[Haskell-cafe] 'Associative' order of calling

Tom Ellis tom-lists-haskell-cafe-2013 at jaguarpaw.co.uk
Sun Oct 25 09:19:15 UTC 2015


On Sun, Oct 25, 2015 at 10:06:00AM +0100, Janis Voigtländer wrote:
> > Chris's original question:
> >
> > Is there a name for a fold that promises to call a function such that only
> > an associative function will always return the same result. Or in other
> > words, it has the property that it promises to call a function
> > "associatively" on a set of data?
> >
> > So is the property that the function (h, say) satifises `h f = g . foldl
> f z`
> > for all associative `f`?
> 
> That makes a lot of sense, Tom, as a property of h to satisfy, while
> quantifying over associative f inside that property. (Instead of as an
> equation-definition for h in terms of foldl.)
> 
> I now wonder why any g other than the identity function should be
> necessary, though.
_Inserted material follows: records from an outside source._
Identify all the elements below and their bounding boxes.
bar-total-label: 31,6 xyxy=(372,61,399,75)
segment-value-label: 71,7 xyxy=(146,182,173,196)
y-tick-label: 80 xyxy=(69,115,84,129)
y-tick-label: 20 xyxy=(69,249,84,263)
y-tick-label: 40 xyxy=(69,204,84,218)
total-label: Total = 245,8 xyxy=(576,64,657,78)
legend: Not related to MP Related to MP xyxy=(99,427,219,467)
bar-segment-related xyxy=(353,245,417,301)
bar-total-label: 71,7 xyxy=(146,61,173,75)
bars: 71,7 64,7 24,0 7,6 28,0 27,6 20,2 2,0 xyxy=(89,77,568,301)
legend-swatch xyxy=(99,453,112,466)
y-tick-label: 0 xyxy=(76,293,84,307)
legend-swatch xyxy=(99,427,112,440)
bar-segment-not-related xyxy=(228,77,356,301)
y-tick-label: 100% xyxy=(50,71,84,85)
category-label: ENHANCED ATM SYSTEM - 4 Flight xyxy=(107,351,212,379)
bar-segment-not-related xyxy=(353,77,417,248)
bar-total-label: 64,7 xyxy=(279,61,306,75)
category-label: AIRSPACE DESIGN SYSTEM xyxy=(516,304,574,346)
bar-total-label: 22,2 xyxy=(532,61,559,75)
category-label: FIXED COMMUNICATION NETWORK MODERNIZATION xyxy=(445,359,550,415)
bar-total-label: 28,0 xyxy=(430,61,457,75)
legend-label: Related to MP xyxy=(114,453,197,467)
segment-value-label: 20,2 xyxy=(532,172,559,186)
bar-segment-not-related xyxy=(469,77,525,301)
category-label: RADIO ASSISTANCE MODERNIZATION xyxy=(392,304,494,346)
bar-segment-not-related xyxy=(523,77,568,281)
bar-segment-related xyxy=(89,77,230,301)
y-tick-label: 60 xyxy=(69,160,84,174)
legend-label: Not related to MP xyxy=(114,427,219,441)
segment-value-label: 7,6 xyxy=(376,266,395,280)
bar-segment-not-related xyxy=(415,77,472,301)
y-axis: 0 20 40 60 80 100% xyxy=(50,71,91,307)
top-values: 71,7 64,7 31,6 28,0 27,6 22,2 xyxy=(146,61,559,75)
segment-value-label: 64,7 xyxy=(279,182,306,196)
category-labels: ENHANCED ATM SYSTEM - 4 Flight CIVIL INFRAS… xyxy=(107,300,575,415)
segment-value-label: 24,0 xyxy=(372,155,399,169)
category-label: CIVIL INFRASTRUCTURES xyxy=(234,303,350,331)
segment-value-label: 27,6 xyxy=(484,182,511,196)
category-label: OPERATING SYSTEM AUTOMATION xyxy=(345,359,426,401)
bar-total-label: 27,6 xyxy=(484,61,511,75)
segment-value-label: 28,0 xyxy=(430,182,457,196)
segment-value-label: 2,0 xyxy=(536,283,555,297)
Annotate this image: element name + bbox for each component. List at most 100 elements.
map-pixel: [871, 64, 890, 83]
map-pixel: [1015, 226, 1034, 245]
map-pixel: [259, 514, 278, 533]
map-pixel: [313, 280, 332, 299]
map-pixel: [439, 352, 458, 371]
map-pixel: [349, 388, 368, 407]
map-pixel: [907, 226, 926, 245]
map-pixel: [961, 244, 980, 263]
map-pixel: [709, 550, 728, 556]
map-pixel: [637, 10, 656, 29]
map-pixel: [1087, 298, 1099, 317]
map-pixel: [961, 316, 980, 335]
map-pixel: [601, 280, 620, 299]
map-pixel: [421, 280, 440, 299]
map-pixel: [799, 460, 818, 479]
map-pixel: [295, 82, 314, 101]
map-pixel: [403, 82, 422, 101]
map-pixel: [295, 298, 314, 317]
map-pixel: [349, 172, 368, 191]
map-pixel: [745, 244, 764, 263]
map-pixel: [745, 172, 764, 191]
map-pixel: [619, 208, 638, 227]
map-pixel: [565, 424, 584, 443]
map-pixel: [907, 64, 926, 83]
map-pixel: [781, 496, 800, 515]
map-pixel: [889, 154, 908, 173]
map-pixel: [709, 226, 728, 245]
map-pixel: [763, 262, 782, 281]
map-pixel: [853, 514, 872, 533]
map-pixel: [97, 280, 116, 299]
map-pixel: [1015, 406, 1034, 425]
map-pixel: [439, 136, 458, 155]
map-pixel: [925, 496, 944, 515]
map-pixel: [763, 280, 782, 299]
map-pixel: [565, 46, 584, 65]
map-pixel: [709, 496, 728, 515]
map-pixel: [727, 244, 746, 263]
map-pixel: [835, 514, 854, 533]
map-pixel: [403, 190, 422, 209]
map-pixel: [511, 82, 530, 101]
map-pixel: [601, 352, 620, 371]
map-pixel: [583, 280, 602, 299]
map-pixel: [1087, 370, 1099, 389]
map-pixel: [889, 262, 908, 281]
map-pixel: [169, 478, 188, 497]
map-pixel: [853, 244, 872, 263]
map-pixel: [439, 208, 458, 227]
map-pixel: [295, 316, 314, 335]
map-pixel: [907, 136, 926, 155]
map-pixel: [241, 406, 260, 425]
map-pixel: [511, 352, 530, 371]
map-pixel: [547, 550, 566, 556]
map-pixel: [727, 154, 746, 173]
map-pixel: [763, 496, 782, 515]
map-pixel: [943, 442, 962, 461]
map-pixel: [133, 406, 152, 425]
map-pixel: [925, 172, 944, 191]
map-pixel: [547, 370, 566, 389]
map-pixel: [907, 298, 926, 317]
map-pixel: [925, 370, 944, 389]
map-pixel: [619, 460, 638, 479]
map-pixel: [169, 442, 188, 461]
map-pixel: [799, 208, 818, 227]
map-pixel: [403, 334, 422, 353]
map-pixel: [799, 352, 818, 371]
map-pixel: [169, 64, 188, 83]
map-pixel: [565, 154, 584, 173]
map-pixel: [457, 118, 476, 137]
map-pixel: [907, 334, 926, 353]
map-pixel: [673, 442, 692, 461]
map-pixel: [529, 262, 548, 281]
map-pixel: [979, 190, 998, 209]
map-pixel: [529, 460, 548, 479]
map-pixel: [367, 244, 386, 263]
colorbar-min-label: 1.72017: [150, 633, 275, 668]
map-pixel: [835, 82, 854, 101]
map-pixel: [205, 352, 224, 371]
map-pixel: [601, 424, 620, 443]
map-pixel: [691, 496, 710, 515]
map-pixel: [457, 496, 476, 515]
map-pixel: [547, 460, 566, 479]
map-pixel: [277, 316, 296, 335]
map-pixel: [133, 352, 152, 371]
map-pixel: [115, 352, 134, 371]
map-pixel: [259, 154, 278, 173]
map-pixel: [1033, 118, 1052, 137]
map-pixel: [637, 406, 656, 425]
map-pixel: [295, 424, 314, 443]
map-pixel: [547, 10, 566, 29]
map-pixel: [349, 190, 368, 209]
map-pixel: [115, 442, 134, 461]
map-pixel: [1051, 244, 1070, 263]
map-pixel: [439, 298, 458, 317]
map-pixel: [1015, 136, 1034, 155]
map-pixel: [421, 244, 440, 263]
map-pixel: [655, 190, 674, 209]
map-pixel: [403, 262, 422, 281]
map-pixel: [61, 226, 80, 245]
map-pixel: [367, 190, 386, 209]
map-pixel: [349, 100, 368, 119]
And for the type of non-empty lists, one should also be
> able to get rid of the z?

Chris said "Is there a name for a fold", which I originally misunderstood as
"Is there a name for a function".  I'm not quite sure how to define "fold",
but if it agrees with your definition of "fold" then your characterization
below should be fine.

> So, for the special case of non-empty lists, how about expressing the
> desired property as follows: "The function h must satisfy: for all
> associative f and all lists xs, it holds that h f xs = foldl1 f xs."